Denness and Cowdrey were both out for five, and Asif Iqbal
was unable to bat at his usual place as he was ill. As so often, it was Alan
Ealham who moved things along, with 24 of a fourth-wicket partnership of 33
with Nicholls. Only 19 were needed when Ealham was out, only ten when Shepherd’s
was the fifth wicket to fall.
Neither Woolmer’s duck two runs later, nor Nicholls’
departure caused us any worries. People round the ground were packing up their
picnic baskets, folding their chairs and making for car park or railway
station. Some of them may have gone to their graves ignorant of the catastrophe
that unfolded as they left the ground.
Only when Julien edged Selvey behind for the second of
five noughts on the scorecard did it sudden occur to us that the victory that
had seemed captive since the opening overs was tunnelling beneath our feet and
had almost reached the perimeter fence. But still it was only two runs to win,
one for the tie.
The next sight offered no reassurance. Peter Marson
reported that Asif, who now walked down the pavilion steps, was unwell and
running a high temperature. The story that went round at the time was that he
had malaria, and had gone into quick decline shortly after the toss. He had
left the field not long into the Middlesex innings. Now, this most swift footed
of cricketers appeared to be using his bat as a walking stick as he made his
way to the middle.
The simple act of scoring a run now seemed akin to
splitting the atom or running a four-minute mile. Asif appeared incapable of
lifting the bat with sufficient purpose to play a shot, nor of getting down the
other end if he had, when normally he would have been there and back in an
instant. Twice he watched the ball go by before the desperate attempted slog
against Mike Selvey that resulted in the loss of a stump.
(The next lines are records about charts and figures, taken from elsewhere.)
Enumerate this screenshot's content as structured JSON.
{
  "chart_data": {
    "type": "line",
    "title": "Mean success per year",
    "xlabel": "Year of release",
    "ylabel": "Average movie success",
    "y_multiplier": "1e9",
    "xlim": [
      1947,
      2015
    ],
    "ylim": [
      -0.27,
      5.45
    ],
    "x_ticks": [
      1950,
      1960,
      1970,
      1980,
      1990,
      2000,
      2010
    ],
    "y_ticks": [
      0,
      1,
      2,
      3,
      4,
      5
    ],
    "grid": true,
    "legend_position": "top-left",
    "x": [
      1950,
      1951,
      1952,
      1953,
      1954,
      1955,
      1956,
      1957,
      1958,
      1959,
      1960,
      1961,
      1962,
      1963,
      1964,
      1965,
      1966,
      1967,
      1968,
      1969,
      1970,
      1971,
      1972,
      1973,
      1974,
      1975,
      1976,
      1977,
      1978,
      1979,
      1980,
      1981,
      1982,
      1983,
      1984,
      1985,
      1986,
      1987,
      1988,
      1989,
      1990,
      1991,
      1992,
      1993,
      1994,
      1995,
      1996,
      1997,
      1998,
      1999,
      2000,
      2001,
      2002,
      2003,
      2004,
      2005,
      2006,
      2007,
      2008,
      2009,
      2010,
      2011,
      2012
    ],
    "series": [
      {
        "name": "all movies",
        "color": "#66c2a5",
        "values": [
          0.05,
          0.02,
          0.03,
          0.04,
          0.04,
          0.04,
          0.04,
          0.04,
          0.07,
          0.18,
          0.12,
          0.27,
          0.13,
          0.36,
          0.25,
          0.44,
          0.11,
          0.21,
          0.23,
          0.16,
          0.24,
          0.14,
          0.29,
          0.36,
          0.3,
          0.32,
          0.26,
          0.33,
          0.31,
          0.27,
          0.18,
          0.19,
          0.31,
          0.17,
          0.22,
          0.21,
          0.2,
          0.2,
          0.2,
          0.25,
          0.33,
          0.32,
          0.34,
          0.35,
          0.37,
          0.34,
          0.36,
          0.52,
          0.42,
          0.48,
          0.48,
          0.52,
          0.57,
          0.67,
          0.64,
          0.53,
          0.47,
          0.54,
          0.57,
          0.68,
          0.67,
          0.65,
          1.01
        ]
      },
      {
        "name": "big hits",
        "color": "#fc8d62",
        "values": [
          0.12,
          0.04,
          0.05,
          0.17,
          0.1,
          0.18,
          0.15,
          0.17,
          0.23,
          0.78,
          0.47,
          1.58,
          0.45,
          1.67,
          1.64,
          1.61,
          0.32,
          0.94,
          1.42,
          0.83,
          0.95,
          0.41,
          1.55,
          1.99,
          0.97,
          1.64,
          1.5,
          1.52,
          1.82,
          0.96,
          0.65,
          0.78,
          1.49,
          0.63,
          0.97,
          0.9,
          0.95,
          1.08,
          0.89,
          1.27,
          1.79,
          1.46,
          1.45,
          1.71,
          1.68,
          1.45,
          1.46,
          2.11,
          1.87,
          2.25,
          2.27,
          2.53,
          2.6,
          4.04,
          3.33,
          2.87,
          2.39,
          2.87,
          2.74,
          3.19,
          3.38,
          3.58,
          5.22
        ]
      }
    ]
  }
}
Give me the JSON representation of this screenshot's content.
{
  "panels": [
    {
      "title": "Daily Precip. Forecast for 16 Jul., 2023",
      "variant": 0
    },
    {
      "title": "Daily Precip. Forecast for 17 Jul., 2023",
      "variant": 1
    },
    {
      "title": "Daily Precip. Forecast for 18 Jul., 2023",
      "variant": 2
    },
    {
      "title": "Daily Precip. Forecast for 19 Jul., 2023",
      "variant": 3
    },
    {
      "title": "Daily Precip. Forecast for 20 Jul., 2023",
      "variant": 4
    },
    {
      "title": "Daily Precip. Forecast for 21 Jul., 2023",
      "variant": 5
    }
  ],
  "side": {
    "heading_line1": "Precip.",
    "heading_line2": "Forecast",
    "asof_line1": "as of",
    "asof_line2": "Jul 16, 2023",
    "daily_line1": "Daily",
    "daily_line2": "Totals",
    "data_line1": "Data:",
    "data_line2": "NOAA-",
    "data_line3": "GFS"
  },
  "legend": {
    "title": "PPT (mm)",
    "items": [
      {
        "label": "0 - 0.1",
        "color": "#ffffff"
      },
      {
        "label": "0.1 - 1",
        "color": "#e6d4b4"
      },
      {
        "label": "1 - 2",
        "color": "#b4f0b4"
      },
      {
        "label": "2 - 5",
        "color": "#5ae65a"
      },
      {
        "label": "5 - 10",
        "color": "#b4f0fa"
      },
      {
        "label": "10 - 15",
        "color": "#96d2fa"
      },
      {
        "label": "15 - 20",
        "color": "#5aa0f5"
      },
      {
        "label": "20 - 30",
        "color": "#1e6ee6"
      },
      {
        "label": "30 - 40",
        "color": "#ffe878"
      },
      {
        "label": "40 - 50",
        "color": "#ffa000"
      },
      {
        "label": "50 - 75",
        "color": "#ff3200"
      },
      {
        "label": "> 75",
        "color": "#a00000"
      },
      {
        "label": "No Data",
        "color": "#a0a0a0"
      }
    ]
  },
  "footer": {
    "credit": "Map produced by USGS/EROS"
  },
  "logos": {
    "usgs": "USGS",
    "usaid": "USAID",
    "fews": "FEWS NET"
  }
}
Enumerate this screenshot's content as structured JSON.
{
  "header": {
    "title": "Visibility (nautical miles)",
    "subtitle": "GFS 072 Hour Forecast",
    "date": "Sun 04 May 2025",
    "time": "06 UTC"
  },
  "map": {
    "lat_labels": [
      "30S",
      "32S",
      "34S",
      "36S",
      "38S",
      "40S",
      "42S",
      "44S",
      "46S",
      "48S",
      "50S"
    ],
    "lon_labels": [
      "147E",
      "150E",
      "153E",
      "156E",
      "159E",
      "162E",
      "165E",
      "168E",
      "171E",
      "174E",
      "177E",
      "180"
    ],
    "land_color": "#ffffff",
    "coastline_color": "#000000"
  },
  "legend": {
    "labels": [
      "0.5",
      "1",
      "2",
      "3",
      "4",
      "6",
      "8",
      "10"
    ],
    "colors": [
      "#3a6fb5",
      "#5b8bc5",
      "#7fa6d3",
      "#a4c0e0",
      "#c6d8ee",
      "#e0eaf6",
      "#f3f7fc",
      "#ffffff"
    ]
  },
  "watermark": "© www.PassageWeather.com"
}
It was telling that, so ill as he obviously was, Asif was
still considered a better bet to win the game than a perfectly well Norman
Graham, in whose hand a bat was as effective as a bow and arrow when charging
machine guns. I am not sure if Norman received a ball when he replaced Asif.
Marson makes it clear that Underwood was faced the last over, bowled by Sam
Black. The “dire alarms” sounded by the first two balls of the over were wild
swipes as the collective hysteria that overtook the Kent lower order spread to
the usually phlegmatic Underwood.
Frankly, the leg before decision given to the third ball
was a relief as much as anything, so unbearable was the tension, so improbable
the scoring of even a single run. There was an awful silence as the ground
emptied, as spectators tried to work out what they had just seen.
Four wickets fell for no runs when only two were needed for a win. If ever you need to cling onto hope a little longer as your side nears defeat, or if you want to guard against complacency when victory seems certain, say to yourself as I do, “Folkestone ’72”.